Pada acara Digital Skills Awards 2026 yang diselenggarakan di Brussels, pengumuman tentang peluncuran akademi ini menandai langkah signifikan dalam menghadapi tantangan kedaulatan teknologi. Jacob Sherson, direktur Pusat Kesiapan Kuantum Eropa di Universitas Aarhus dan koordinator Akademi Kuantum Eropa, menekankan pentingnya kolaborasi dan pendekatan terkoordinasi dalam membangun tenaga kerja yang siap menghadapi tantangan di bidang teknologi masa depan.
Akademi kuantum akan mendapatkan dukungan finansial sebesar €19,8 juta dan melibatkan lebih dari 70 lembaga mitra serta 100 organisasi afiliasi di seluruh Eropa. Proyek ini bertujuan untuk melatih setidaknya 600 profesional kuantum melalui program gelar lanjutan dan menjangkau 5.000 pelajar melalui berbagai kegiatan pendidikan dan pelatihan. Selain itu, 20 persen dari hibah perjalanan pelajar akan dicadangkan untuk mendukung pelajar dari kelompok yang kurang terwakili.
Baca juga:
Sherson juga menambahkan, “EQA, yang diluncurkan hari ini bersama dengan GenAI dan akademi dunia maya, adalah bagaimana ambisi tersebut menjadi nyata di lapangan, di ruang kelas, di ruang bersih, di perusahaan, di setiap wilayah di benua ini.” Hal ini menunjukkan bahwa keberhasilan Eropa dalam teknologi digital tidak hanya bergantung pada inovasi, tetapi juga pada pelatihan dan pengembangan sumber daya manusia yang terampil.

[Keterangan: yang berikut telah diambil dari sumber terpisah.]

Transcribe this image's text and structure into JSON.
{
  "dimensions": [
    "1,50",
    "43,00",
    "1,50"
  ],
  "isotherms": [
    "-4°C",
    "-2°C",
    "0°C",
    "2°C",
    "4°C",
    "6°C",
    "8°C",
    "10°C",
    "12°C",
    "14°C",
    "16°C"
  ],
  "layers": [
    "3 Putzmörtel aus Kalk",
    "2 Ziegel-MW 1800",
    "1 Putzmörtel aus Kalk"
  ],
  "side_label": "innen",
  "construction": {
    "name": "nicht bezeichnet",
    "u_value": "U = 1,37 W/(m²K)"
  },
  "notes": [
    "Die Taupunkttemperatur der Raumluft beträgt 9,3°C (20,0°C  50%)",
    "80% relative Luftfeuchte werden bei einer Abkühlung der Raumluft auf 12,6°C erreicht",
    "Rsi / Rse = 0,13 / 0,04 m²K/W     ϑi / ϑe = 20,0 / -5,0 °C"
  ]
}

Selama acara yang sama, penghargaan European Digital Skills Awards 2026 juga diberikan kepada lima inisiatif yang menunjukkan keunggulan dalam mengatasi tantangan keterampilan digital di berbagai sektor. Henna Virkkunen, wakil presiden eksekutif Komisi untuk kedaulatan teknologi, mengungkapkan bahwa penghargaan ini merayakan kapasitas Eropa untuk berinovasi dan memimpin dalam hal teknologi.
“Inisiatif yang diberikan ini membantu masyarakat di seluruh Eropa memperoleh keterampilan yang dibutuhkan untuk mendorong kemajuan dalam teknologi penting, memperkuat daya saing, dan memperkuat kedaulatan digital kita. Dengan berinvestasi pada sumber daya manusia, ambisi digital, dan inovasi, kami membangun Eropa yang lebih tangguh, siap menghadapi masa depan, dan dapat berkembang dan memimpin di era digital,” katanya.

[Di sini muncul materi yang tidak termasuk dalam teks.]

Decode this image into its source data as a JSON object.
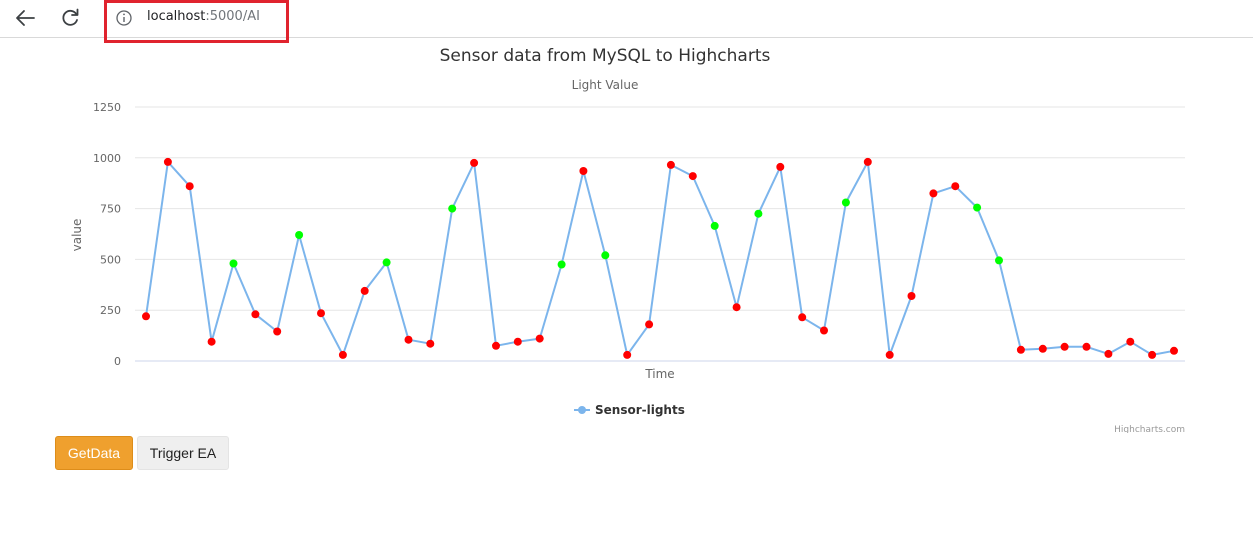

Peluncuran Akademi kuantum dan keterampilan AI EC untuk membangun tenaga kerja teknologi yang kritis merupakan langkah penting untuk memastikan bahwa Eropa tidak hanya mampu bersaing dalam hal inovasi teknologi, tetapi juga siap menghadapi tantangan yang muncul di dunia digital. Dengan mempersiapkan tenaga kerja yang terampil dan berpengetahuan, Eropa berharap dapat mempertahankan dan memperkuat posisi kedaulatan teknologinya di masa depan.